Legally Blonde, music & lyrics by Laurence O’Keefe and Nell Benjamin, book by Heather Hach, Boston Children’s Theatre Studio 3The Governor’s Academy Performing Arts Center

retrospective by John Herring

If anyone ever doubts the origin of energy at a performance, just look to those younger attendees. You will find your lost inner child there, and maybe a little of your missing ingenuousness. At the Boston Children’s Theatre Studio 3 presentation of LEGALLY BLONDE, at the historical Governor’s Academy in Byfield on Thursday evening, the 12th of July, I was swept on a tide of kids’ insouciant ebullience, just getting to the doors. The under-16 crowd of alternate cast performers and friends seemed to far outnumber the adults present. I knew then that I was in for a very high-energy show. There are enough children associated with this production that they had to be divided into two equal-sized casts of 38, counting the dogs. On Thursday, I saw Cast Rufus. They and Cast Bruiser would perform alternate shows through the weekend. Mounting a performance with total of 76 performers (by my count. The website lists only 66) is a huge undertaking. Kudos to the BCT staff and to director Lisa Yuen for managing it. Ms. Yuen did a good job making it all work, without letting it look like the huge task it was.

The Wilkie Center, the theatrical facility on the Governor’s Academy campus, is a very dynamic, “live” space. Conversations held low by audience members in one part of the space will come to any other part of the space as ambient sound. From the stage, however, conversations are clear, like a mini Symphony Hall. Which presents a problem. Sounds of a performance there need to be carefully modulated, so that one does not overpower another. The 5-piece band led by Nathaniel Beliveau does a fine job of staying right with the action. At times, however, the percussion overwhelmed the vocalists; even the chorus. Especially house right. Where I sat. For the first act. Sound for the second act was better, after I moved house left. Another thing to recommend this space: the band can completely disappear from view without removing sound. For this show, they were tucked high into the house right wall. Brilliant. And since I’m on about technical brilliance, I love Janie Howland’s set. Bright red panels and curtains, bi-levels, stepped tiers, and rotating reveals all fill the stage, with enough room to allow larger set pieces to emerge and retreat easily. I think the set could have been better used by the choral elements of the performance, but the director did a creditable job of filling the space. Beautifully, in the second act, in an emulation of Romeo and Juliet with the Elle/Emmet duet, with Elle above and Emmet below.

Cast Rufus was led by Dierdre Pedersen as the Elle Woods ingénue. It’s a big, demanding role, and Dierdre made it hers. I always wanted more volume from the young woman’s sometimes reserved vocal performance, however. The band and chorus often inadvertently overpowered her, vocally, as did duet partners and chorus, on occasion. I must say that in Act II she found her stride in duets with Nikolaj Bies as Warner, and with Brendan Callahan, as Emmet, the eventual love interest. Emmet’s whip-smart earnestness, by the way, was handled very well by Callahan. And Warner, rather than being the completely self-interested snob, as he has been in other productions, was portrayed well with some pathos as a misguided young man learning how to take charge of himself.

Oh, sure, the show has its drawbacks. What show doesn’t? But I didn’t go there expecting professional quality at all points. The Harvard law students would do well to choose which piece of paper on the bulletin board is the all-important Prof. Callahan’s List. I’m glad that everyone managed to avoid getting mashed by the prematurely opening big, red set panel. Enunciation cannot be overstressed. Bit lighter on the drums, please (I just can’t seem to get past that, huh? Sorry.) And it will, naturally, take a few years of real-life experience to acquire and comprehend the utter emotional devastation of betrayal, the deliberate wickedness, the high of joyful anticipation, the ineluctable gravity of young love, that this show calls for. But if you step back, don’t look so closely, you will see the beginnings of all of these in the very young cast.

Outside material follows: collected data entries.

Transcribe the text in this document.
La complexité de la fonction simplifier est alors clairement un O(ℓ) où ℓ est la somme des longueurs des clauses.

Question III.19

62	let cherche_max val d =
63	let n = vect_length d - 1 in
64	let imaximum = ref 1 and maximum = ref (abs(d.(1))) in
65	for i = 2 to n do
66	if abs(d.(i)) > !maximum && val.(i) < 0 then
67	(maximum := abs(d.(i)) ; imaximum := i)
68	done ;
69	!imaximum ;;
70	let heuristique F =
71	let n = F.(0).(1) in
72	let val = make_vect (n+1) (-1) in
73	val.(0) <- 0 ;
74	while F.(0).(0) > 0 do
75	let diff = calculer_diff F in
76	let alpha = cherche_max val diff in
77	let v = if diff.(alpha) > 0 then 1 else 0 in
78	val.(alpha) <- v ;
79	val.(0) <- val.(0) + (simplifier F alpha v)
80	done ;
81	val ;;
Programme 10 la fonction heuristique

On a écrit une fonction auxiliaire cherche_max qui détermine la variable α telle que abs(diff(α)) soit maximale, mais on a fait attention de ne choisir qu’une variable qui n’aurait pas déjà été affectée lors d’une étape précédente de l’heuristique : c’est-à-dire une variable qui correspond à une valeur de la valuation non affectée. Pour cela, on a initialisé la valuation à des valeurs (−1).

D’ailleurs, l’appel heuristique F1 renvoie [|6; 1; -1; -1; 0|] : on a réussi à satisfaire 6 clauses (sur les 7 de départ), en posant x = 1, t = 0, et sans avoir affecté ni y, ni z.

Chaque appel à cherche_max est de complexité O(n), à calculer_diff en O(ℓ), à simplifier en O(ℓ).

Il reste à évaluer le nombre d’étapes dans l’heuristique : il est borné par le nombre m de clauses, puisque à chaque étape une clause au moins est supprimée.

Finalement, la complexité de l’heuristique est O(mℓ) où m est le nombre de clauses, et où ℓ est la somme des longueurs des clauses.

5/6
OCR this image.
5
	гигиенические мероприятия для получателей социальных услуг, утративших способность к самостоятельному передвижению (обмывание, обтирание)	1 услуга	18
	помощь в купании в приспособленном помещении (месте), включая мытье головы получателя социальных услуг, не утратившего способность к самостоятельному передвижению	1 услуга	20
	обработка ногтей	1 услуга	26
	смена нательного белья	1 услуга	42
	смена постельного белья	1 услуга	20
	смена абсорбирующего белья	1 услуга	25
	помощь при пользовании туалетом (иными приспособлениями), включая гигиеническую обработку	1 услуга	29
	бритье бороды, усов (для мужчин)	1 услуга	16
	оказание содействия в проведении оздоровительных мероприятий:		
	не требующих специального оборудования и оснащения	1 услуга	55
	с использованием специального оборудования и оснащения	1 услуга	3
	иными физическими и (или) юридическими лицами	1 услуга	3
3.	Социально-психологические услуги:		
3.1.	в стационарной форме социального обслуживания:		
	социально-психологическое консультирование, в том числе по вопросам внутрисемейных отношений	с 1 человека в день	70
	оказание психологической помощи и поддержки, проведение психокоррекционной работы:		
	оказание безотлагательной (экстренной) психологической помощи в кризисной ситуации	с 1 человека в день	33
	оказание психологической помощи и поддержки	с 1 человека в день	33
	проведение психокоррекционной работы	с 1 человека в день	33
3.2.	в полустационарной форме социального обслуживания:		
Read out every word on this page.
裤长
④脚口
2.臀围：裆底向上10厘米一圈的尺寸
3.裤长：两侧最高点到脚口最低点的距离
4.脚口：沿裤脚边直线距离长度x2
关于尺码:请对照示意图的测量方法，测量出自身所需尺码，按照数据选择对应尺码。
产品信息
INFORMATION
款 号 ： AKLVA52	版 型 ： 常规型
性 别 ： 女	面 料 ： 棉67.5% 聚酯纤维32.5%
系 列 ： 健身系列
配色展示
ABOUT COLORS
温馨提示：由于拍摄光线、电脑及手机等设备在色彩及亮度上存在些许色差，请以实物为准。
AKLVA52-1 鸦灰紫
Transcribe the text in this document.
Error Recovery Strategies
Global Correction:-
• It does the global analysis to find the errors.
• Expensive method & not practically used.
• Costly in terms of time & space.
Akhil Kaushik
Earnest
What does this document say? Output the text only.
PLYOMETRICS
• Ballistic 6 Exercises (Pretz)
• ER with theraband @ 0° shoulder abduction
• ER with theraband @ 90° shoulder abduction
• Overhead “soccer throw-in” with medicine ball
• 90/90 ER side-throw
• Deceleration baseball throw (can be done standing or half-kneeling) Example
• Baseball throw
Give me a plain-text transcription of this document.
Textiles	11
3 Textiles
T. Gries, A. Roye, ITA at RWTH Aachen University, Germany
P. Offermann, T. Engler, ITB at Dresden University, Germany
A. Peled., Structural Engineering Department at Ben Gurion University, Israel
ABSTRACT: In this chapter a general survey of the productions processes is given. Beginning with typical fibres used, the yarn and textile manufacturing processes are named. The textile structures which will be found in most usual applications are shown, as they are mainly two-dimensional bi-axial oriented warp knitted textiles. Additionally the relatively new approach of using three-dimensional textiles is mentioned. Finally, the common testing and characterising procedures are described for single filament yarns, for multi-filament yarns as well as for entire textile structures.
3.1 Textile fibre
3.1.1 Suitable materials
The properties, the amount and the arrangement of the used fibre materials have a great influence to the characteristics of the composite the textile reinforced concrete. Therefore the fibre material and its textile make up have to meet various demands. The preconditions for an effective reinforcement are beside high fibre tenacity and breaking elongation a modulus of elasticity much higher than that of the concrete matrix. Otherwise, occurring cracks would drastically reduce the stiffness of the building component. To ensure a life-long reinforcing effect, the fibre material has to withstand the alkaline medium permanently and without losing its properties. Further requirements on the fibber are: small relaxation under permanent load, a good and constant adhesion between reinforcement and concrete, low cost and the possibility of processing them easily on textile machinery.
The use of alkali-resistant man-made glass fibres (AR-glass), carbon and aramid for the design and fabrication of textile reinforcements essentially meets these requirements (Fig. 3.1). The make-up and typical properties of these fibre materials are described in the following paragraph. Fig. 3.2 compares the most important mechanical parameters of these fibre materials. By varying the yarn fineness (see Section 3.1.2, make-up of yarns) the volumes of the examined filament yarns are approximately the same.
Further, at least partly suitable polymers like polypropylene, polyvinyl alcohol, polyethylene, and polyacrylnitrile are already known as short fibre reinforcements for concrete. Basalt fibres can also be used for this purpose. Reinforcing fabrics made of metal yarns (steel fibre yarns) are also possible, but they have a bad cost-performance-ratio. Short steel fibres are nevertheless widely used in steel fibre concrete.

I need to mention a few outstanding moments and performers. There is an introduction of a character, worthy of a star cameo. When the UPS driver who becomes a love interest for the star’s new best friend, Paulette, made his entrance, I wanted a separate musical theme. He pulled off a runway strut that would have done Fabio proud. And Paulette was played with amazing conviction and skill by Margaret McFadden. This young lady might be one to watch for in the future. One last outstanding moment I wish to acknowledge is FUN. The cast very obviously has FUN with this show, and it is infectious.